While it remains popular, Nascar experienced a steep decline in popularity in the past decade. TV viewership and attendance in the grandstands began to sag leading to the reduction in seating at several massive speedways. Once the 2008 financial crisis hit, corporate sponsorship dollars – the lifeblood of Nascar – were harder to come by. After much hand-wringing and restructuring, things are once again trending upward, but it’s still a long way from it’s heyday of the late 1990s and early 2000s.


For Mr Blaney, the key to winning new fans is getting them to the track. “It’s hard to watch it on TV and be amazed by it. If you can go and see the race cars and feel the thunder and how fast we’re actually going… it just amazes you.”

Talking the Torque
Know your donuts from your dirty air? Here are a few turns of phrase you’ll hear around the Nascar track
Banking The slope of a racetrack on a curve from the inside of the track to the outside wall.

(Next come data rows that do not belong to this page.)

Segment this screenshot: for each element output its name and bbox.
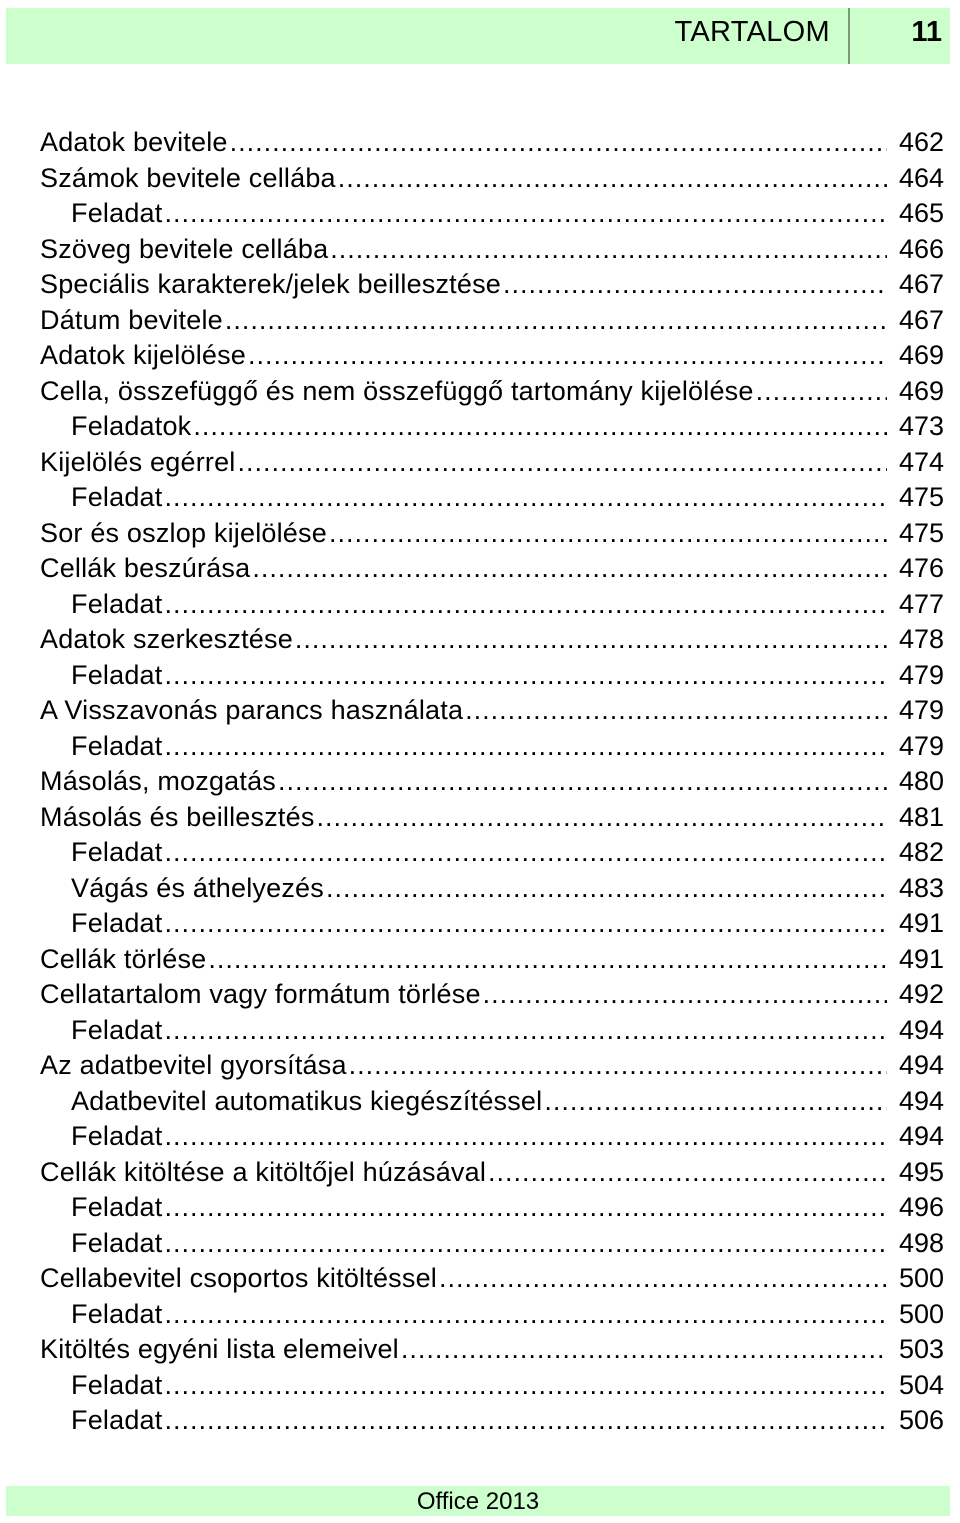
toc-entry-page: 479 (898, 730, 944, 761)
toc-entry-title: Feladatok (71, 411, 192, 441)
toc-entry[interactable] (40, 1119, 944, 1155)
toc-entry-title: Feladat (71, 588, 163, 619)
toc-entry[interactable] (40, 338, 944, 374)
toc-entry-page: 494 (898, 1085, 944, 1116)
toc-entry[interactable] (40, 1368, 944, 1404)
toc-dot-leader (164, 1013, 887, 1049)
toc-dot-leader (278, 764, 887, 800)
toc-entry-title: Feladat (71, 1298, 163, 1329)
toc-entry-page: 498 (898, 1227, 944, 1258)
toc-entry-title: Adatok bevitele (40, 127, 228, 157)
toc-dot-leader (164, 729, 887, 765)
toc-dot-leader (164, 1190, 887, 1226)
toc-entry-title: Vágás és áthelyezés (71, 872, 324, 903)
toc-entry-page: 465 (898, 198, 944, 228)
toc-entry-title: Sor és oszlop kijelölése (40, 517, 327, 548)
toc-entry-page: 474 (898, 446, 944, 477)
toc-dot-leader (193, 409, 887, 445)
toc-entry[interactable] (40, 871, 944, 907)
toc-entry[interactable] (40, 516, 944, 552)
toc-entry[interactable] (40, 196, 944, 232)
page-header (6, 8, 950, 64)
toc-entry-page: 494 (898, 1121, 944, 1151)
toc-dot-leader (164, 658, 887, 694)
toc-entry-page: 491 (898, 943, 944, 974)
toc-entry-title: Cella, összefüggő és nem összefüggő tartomány kijelölése (40, 375, 754, 406)
toc-entry-title: Feladat (71, 908, 163, 938)
toc-dot-leader (329, 516, 887, 552)
toc-entry[interactable] (40, 445, 944, 481)
toc-entry-title: Cellabevitel csoportos kitöltéssel (40, 1263, 437, 1293)
toc-entry-title: Feladat (71, 837, 163, 867)
toc-entry-page: 466 (898, 233, 944, 264)
toc-dot-leader (164, 1297, 887, 1333)
toc-entry-title: Másolás, mozgatás (40, 766, 276, 796)
toc-entry-title: A Visszavonás parancs használata (40, 695, 464, 725)
toc-dot-leader (164, 906, 887, 942)
toc-entry-page: 496 (898, 1192, 944, 1222)
toc-dot-leader (238, 445, 888, 481)
toc-entry-page: 467 (898, 304, 944, 335)
toc-entry-page: 491 (898, 908, 944, 938)
toc-entry-title: Feladat (71, 198, 163, 228)
toc-entry-page: 494 (898, 1050, 944, 1080)
toc-dot-leader (483, 977, 887, 1013)
toc-entry-title: Speciális karakterek/jelek beillesztése (40, 269, 502, 299)
toc-dot-leader (164, 1368, 887, 1404)
toc-entry[interactable] (40, 125, 944, 161)
toc-entry-page: 469 (898, 340, 944, 370)
toc-entry[interactable] (40, 658, 944, 694)
toc-entry-title: Dátum bevitele (40, 304, 223, 335)
section-title: TARTALOM (674, 16, 830, 48)
toc-entry[interactable] (40, 232, 944, 268)
toc-dot-leader (208, 942, 887, 978)
toc-entry[interactable] (40, 303, 944, 339)
toc-entry[interactable] (40, 906, 944, 942)
toc-entry[interactable] (40, 835, 944, 871)
toc-dot-leader (338, 161, 887, 197)
toc-entry-page: 483 (898, 872, 944, 903)
toc-dot-leader (164, 1119, 887, 1155)
toc-entry-page: 500 (898, 1263, 944, 1293)
toc-entry[interactable] (40, 1226, 944, 1262)
toc-entry-title: Cellák beszúrása (40, 553, 251, 583)
toc-entry-title: Kitöltés egyéni lista elemeivel (40, 1334, 399, 1364)
toc-entry[interactable] (40, 977, 944, 1013)
footer-text: Office 2013 (416, 1488, 540, 1515)
toc-dot-leader (503, 267, 887, 303)
toc-entry-page: 469 (898, 375, 944, 406)
toc-dot-leader (164, 196, 887, 232)
toc-entry[interactable] (40, 622, 944, 658)
toc-dot-leader (248, 338, 887, 374)
toc-entry-title: Feladat (71, 482, 163, 512)
toc-dot-leader (330, 232, 887, 268)
toc-entry[interactable] (40, 1403, 944, 1439)
toc-dot-leader (295, 622, 887, 658)
toc-entry[interactable] (40, 1084, 944, 1120)
toc-entry[interactable] (40, 1155, 944, 1191)
toc-entry-page: 494 (898, 1014, 944, 1045)
toc-entry[interactable] (40, 480, 944, 516)
toc-entry-title: Feladat (71, 730, 163, 761)
header-divider (848, 8, 850, 64)
toc-dot-leader (756, 374, 887, 410)
toc-entry-title: Cellák kitöltése a kitöltőjel húzásával (40, 1156, 487, 1187)
toc-entry[interactable] (40, 1013, 944, 1049)
toc-entry-page: 506 (898, 1405, 944, 1435)
toc-entry-title: Kijelölés egérrel (40, 446, 236, 477)
toc-entry-title: Feladat (71, 1121, 163, 1151)
page-footer (6, 1486, 950, 1516)
toc-entry-title: Feladat (71, 1014, 163, 1045)
toc-entry-page: 467 (898, 269, 944, 299)
toc-dot-leader (164, 1403, 887, 1439)
toc-entry-title: Az adatbevitel gyorsítása (40, 1050, 347, 1080)
toc-entry-title: Feladat (71, 1227, 163, 1258)
toc-dot-leader (544, 1084, 887, 1120)
toc-entry[interactable] (40, 942, 944, 978)
toc-dot-leader (317, 800, 887, 836)
toc-entry-title: Adatok szerkesztése (40, 624, 293, 654)
toc-entry-title: Adatok kijelölése (40, 340, 247, 370)
toc-entry[interactable] (40, 161, 944, 197)
toc-entry-page: 480 (898, 766, 944, 796)
toc-entry[interactable] (40, 729, 944, 765)
toc-entry-page: 482 (898, 837, 944, 867)
toc-entry[interactable] (40, 1190, 944, 1226)
toc-dot-leader (465, 693, 887, 729)
toc-entry-page: 481 (898, 801, 944, 832)
toc-entry-page: 500 (898, 1298, 944, 1329)
toc-entry-page: 477 (898, 588, 944, 619)
toc-dot-leader (164, 587, 887, 623)
toc-entry-title: Feladat (71, 659, 163, 690)
toc-entry-title: Feladat (71, 1405, 163, 1435)
toc-entry-page: 479 (898, 659, 944, 690)
toc-dot-leader (439, 1261, 887, 1297)
toc-entry[interactable] (40, 409, 944, 445)
toc-dot-leader (164, 1226, 887, 1262)
toc-dot-leader (326, 871, 887, 907)
toc-entry-page: 495 (898, 1156, 944, 1187)
toc-entry[interactable] (40, 693, 944, 729)
toc-dot-leader (164, 480, 887, 516)
toc-entry-title: Feladat (71, 1192, 163, 1222)
toc-entry-page: 473 (898, 411, 944, 441)
toc-entry-title: Számok bevitele cellába (40, 162, 336, 193)
table-of-contents (40, 125, 944, 1439)
toc-entry[interactable] (40, 1261, 944, 1297)
toc-entry[interactable] (40, 1048, 944, 1084)
toc-entry[interactable] (40, 551, 944, 587)
toc-entry[interactable] (40, 1297, 944, 1333)
toc-dot-leader (225, 303, 887, 339)
toc-entry-page: 478 (898, 624, 944, 654)
toc-entry-title: Másolás és beillesztés (40, 801, 315, 832)
toc-entry[interactable] (40, 587, 944, 623)
toc-dot-leader (164, 835, 887, 871)
toc-entry-page: 476 (898, 553, 944, 583)
toc-entry-title: Cellák törlése (40, 943, 207, 974)
toc-entry-title: Adatbevitel automatikus kiegészítéssel (71, 1085, 543, 1116)
toc-entry-page: 464 (898, 162, 944, 193)
toc-entry-page: 503 (898, 1334, 944, 1364)
toc-entry-page: 504 (898, 1369, 944, 1400)
toc-entry-page: 492 (898, 979, 944, 1009)
page-number: 11 (911, 16, 942, 48)
toc-entry-title: Szöveg bevitele cellába (40, 233, 329, 264)
toc-dot-leader (349, 1048, 887, 1084)
toc-entry-title: Cellatartalom vagy formátum törlése (40, 979, 481, 1009)
toc-dot-leader (401, 1332, 887, 1368)
toc-entry[interactable] (40, 1332, 944, 1368)
toc-entry[interactable] (40, 267, 944, 303)
toc-entry-page: 475 (898, 517, 944, 548)
toc-entry-page: 479 (898, 695, 944, 725)
toc-entry-page: 475 (898, 482, 944, 512)
toc-dot-leader (488, 1155, 887, 1191)
toc-entry-title: Feladat (71, 1369, 163, 1400)
toc-entry[interactable] (40, 800, 944, 836)
toc-dot-leader (230, 125, 887, 161)
toc-dot-leader (252, 551, 887, 587)
toc-entry[interactable] (40, 374, 944, 410)
toc-entry-page: 462 (898, 127, 944, 157)
toc-entry[interactable] (40, 764, 944, 800)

At Talladega Superspeedway, the main turns are pitched at 33 degrees.
**Dirty air ** Air disturbance around a car that plays havoc with its aerodynamic performance. It can occur when driving too close to the wall.
Donuts Dark, circular dents found on the sides of stock cars after one vehicle rubs up against another. The stock car version of a hickey.
Fire suit The protective, fire-retardant onesie worn by Nascar drivers. They are aggressively emblazoned with corporate logos. The outfit least likely to be worn by Ms Naomi Klein.
Marbles The tyre rubber, dirt, and gravel found on the upper corners of a track. It is sometimes referred to as “loose stuff” and can lead to wrecks.
Restrictor plate What Frank the Tank removed from The Red Dragon in Old School to give it a little more juice. In Nascar, it’s a metal plate with four holes that restricts airflow from the carburettor into the engine. Mandatory at Daytona International Speedway and Talladega Superspeedway.